Stabilization of satellite attitude by spinning in orbit is a simple but popular method used in many satellite designs. The method can be used in operational pointing mode when a single-axis of stabilization is only required, or in a back up safety mode (Safe Hold Mode-SHM), when only sufficient solar illumination conditions are needed for satellite solar panels to stay in this state for a long enough time without discharging batteries below a critical level. By this fashion the method is used in SHM of Earth observation Canadian satellite RADARSAT-1 that is currently operated by CSA.

For the new generation of small and micro-satellites that are being developed with CSA support, spin-stabilization method can provide a low cost but sound design. As a minimum, it can provide practically infinite duration of SHM with power positive conditions.

Spinning satellite attitude dynamics is a classical problem that has been discussed in details in books and in many articles.

In particular, the conditions of stability and capturing a spinning satellite by the gravity gradient torque had been obtained and have become classical. These conditions are applicable to considering satellite attitude in non-precessing (immovable in inertial spatial) orbit or, in another words, w.r.t some not rotating in inertial spatial direction.

In practice, however, the primary design driver is the capability of the satellite to follow in inertial space some rotating directions such as: sun direction or the normal to satellite orbit, which has slow precession caused by Earth oblateness effect. This issue of spinning satellite dynamics has been poorly considered in publications.

(only few articles can be referenced). It is apparent that spinning satellite can be considered as a free gyroscope with its angular momentum fixed in inertial space and drifting from any moving direction. In particular, drifting from the precessing orbit normal (being initially aligned with this direction). Being guided by this idea, some authors suggested adjusting satellite inertia, spinning rate and orbit inclination angle so that gravity gradient torque would compensate gyroscopic torque induced by the satellite rotation.

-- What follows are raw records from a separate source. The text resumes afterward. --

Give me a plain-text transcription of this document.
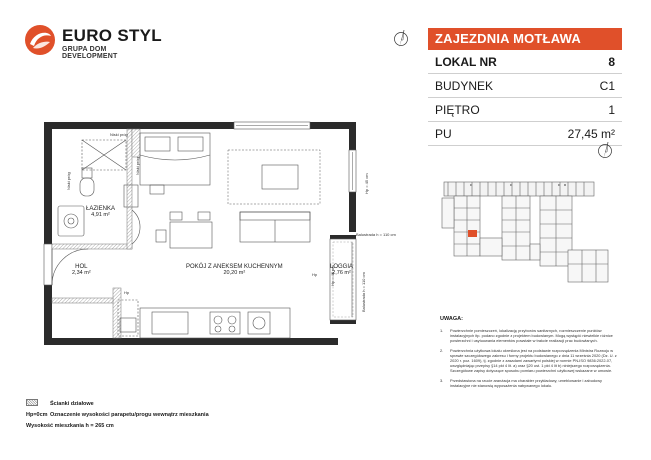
EURO STYL
GRUPA DOM DEVELOPMENT
ZAJEZDNIA MOTŁAWA
LOKAL NR	8
BUDYNEK	C1
PIĘTRO	1
PU	27,45 m²
UWAGA:
1.	Powierzchnie pomieszczeń, lokalizację przyborów sanitarnych, rozmieszczenie punktów instalacyjnych itp. podano zgodnie z projektem budowlanym. Mogą wystąpić niewielkie różnice powierzchni i usytuowania elementów powstałe w trakcie realizacji prac budowlanych.
2.	Powierzchnia użytkowa lokalu określona jest na podstawie rozporządzenia Ministra Rozwoju w sprawie szczegółowego zakresu i formy projektu budowlanego z dnia 11 września 2020 (Dz. U. z 2020 r. poz. 1609), tj. zgodnie z zasadami zawartymi polskiej w normie PN-ISO 9836:2022-07, uwzględniając przepisy §14 pkt 4 lit. a) oraz §20 ust. 1 pkt 4 lit b) niniejszego rozporządzenia. Szczegółowe zapisy dotyczące sposobu pomiaru powierzchni użytkowej wskazane w umowie.
3.	Przedstawiona na rzucie aranżacja ma charakter przykładowy, umeblowanie i zabudowy instalacyjne nie stanowią wyposażenia nabywanego lokalu.
Ścianki działowe
Hp=0cm Oznaczenie wysokości parapetu/progu wewnątrz mieszkania
Wysokość mieszkania h = 265 cm
ŁAZIENKA
4,91 m²
HOL
2,34 m²
POKÓJ Z ANEKSEM KUCHENNYM
20,20 m²
LOGGIA
2,76 m²
Niski próg
Niski próg
Niski próg
Hp = 45 cm
Hp = 45 cm
Balustrada h = 110 cm
Balustrada h = 110 cm
Hp
Hp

In this article, the behavior of spinning satellite with respect to precessing orbit is explained by the frequency properties of the dynamical system. It has been showed that this behavior can be explained from the position of oscillation theory considering beating effect of oscillations caused by the harmonical disturbance torques appearing in the equations of motion, when orbital precession effect is taken into account.

The oscillations will be close to the resonance effect if the ratio of satellite spinning rate to its orbital rate exceeds some certain margin. In this case satellite angular beat oscillations can be considered as a restricted drift of satellite angular momentum from its orbit normal. However, if the ratio doesn't exceed this margin, then amplitude modulated oscillations with a small amplitude will take place. In this case satellite angular momentum will practically precess synchronously with sun-synchronous orbit. The article includes the simulation work performed by the author devoted to the aforementioned issue of spinning satellite dynamics and experimental telemetry data, obtained from RADARSAT-1 SHM.